Marisa no pudo contenerse y al escuchar la estrofa de ingreso de la canción del momento, se enredó de cuerpo entero en la coreografía de su bailecito de fin de año.
Se había prometido a sí misma total compostura, pero el ritmo la comandaba y le fue imposible disimular su fluidez, liviandad, felicidad y armonía.
¿Vieron a Marisa?, consultó la madre de Mariana. ¡Qué bien baila!, respondió la de Yolanda. A mi sinceramente no me gusta, retruco la de Analía. ¡Es una engreída y desentona con el resto!, agitó la tribuna.
En el pueblo abundaban las madres de Analía, y Marisa -que palpaba resistencia- fue germinando una en su interior.
Hedía a disimulo forzado (¿quién baila?, ¿Marisa? No sabía... Si la vi no me acuerdo) y las palabras que faltaron, le enseñaron a bailar mucho menos, fingir llegar tarde y no saber la respuesta.

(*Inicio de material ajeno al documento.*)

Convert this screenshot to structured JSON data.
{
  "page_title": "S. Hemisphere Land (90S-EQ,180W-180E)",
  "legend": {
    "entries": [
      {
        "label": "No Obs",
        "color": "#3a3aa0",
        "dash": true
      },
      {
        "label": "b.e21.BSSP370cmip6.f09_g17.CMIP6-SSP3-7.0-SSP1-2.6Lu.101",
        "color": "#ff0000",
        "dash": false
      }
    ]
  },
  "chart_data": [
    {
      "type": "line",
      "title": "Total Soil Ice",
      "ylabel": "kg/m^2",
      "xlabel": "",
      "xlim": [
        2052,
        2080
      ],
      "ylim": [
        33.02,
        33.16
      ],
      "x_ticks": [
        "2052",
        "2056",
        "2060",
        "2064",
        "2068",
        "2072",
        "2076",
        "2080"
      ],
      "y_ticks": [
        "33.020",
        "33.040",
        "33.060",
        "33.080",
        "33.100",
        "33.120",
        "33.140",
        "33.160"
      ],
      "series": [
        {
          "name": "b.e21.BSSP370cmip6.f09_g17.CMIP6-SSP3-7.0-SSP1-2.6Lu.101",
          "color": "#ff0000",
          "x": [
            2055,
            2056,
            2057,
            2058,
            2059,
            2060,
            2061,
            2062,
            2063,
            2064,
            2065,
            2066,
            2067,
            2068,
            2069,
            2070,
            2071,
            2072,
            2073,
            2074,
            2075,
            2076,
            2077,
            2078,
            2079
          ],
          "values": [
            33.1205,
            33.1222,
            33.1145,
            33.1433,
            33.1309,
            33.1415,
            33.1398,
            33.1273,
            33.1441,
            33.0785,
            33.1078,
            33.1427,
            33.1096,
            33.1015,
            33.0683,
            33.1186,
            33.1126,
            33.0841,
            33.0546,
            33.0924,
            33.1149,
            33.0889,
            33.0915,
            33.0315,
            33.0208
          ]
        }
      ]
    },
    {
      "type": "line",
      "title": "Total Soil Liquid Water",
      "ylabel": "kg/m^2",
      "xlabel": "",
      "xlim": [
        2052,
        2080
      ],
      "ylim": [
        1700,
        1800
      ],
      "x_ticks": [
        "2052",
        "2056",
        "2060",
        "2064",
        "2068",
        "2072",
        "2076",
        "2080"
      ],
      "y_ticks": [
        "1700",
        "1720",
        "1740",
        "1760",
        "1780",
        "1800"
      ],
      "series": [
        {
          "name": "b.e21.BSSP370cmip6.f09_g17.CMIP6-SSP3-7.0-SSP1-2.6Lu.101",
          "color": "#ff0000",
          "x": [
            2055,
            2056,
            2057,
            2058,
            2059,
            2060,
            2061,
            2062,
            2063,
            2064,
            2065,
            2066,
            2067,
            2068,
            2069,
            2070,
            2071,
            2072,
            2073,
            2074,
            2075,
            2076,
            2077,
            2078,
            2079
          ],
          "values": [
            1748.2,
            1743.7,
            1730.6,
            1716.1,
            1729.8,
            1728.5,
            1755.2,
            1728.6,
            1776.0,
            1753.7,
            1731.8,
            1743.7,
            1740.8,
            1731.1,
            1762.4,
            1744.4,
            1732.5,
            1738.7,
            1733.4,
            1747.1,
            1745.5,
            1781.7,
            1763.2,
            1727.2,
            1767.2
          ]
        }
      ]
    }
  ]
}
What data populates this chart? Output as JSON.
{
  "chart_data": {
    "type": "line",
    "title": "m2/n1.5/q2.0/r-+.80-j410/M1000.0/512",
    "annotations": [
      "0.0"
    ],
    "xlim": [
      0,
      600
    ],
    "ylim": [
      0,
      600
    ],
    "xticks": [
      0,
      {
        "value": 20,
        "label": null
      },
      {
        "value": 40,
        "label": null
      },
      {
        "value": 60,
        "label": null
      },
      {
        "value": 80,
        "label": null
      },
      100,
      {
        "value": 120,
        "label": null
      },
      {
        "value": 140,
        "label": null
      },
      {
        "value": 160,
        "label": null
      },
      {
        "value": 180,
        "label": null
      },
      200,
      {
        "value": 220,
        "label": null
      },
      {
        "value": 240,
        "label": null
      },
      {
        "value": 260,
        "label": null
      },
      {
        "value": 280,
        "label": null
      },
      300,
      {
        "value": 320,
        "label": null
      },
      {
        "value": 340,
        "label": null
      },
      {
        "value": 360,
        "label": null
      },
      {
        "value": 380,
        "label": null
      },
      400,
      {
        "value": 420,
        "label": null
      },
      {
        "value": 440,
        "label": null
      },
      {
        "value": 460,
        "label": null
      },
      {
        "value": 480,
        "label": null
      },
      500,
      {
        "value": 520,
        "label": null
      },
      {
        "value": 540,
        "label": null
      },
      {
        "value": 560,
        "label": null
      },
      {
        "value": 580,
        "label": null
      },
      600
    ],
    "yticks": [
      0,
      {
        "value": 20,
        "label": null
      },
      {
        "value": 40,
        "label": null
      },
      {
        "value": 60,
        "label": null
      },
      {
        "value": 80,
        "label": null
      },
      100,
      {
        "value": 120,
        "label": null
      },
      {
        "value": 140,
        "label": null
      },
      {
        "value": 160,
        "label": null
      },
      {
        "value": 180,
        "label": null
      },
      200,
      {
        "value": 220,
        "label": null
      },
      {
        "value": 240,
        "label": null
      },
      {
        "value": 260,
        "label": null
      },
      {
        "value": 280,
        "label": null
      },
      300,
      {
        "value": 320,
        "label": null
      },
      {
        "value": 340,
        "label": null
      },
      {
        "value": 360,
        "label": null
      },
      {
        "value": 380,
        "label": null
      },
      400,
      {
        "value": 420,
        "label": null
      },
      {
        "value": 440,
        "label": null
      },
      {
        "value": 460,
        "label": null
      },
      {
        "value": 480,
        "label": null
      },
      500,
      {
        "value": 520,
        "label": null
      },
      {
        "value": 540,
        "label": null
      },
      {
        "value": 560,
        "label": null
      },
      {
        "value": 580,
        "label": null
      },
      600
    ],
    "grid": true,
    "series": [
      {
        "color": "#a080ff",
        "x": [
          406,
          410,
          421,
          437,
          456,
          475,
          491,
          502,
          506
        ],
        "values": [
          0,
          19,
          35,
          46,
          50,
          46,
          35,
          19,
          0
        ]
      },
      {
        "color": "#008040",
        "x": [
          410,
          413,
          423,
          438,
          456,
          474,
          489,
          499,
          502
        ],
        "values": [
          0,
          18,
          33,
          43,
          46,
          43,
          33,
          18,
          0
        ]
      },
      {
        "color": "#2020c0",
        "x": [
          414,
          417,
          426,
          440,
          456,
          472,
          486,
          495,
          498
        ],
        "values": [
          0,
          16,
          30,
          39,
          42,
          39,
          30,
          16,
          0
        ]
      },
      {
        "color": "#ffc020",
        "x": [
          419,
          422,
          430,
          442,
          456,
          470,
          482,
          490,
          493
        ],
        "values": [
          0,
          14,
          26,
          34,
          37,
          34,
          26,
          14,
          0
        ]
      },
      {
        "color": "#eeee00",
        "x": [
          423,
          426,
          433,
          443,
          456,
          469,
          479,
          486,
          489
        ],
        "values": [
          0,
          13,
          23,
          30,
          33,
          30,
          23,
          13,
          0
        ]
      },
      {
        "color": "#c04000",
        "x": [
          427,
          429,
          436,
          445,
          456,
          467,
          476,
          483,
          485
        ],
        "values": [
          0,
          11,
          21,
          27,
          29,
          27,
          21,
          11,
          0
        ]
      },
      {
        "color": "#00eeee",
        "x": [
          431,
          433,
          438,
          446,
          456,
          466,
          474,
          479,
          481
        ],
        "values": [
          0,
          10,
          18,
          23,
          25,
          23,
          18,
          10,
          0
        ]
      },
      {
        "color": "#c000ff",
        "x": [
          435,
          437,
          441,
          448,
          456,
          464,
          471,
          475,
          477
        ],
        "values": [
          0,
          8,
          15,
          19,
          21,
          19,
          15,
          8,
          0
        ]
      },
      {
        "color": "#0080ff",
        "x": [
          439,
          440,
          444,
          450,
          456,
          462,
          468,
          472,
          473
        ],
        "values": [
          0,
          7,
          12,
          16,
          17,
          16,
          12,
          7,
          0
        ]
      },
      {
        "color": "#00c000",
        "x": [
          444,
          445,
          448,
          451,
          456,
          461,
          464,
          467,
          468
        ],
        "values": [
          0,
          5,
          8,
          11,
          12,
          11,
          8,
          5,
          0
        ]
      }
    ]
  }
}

Se metió en esos roperos propios de los introvertidos-extrovertidos capaces de mendigar aprecio a costa de sí mismos y todo transcurrió bien y mal por muchos años, hasta que realmente se complicó.
Una mañana no pudo con el agobio y se escapó desesperada a bailar en la azotea. Inés, una vecina dos apartamentos más adelante, la vio a lo lejos y sin poder contener su deleite y agradecimiento, le gritó sincera y a pulmón quitado: ¡Marisa! ¡Bailás tremendo! ¡Sos un fuego!
Marisa la escuchó, se frizó, gritó perdón y atemorizada, corrió a esconderse en su apartamento.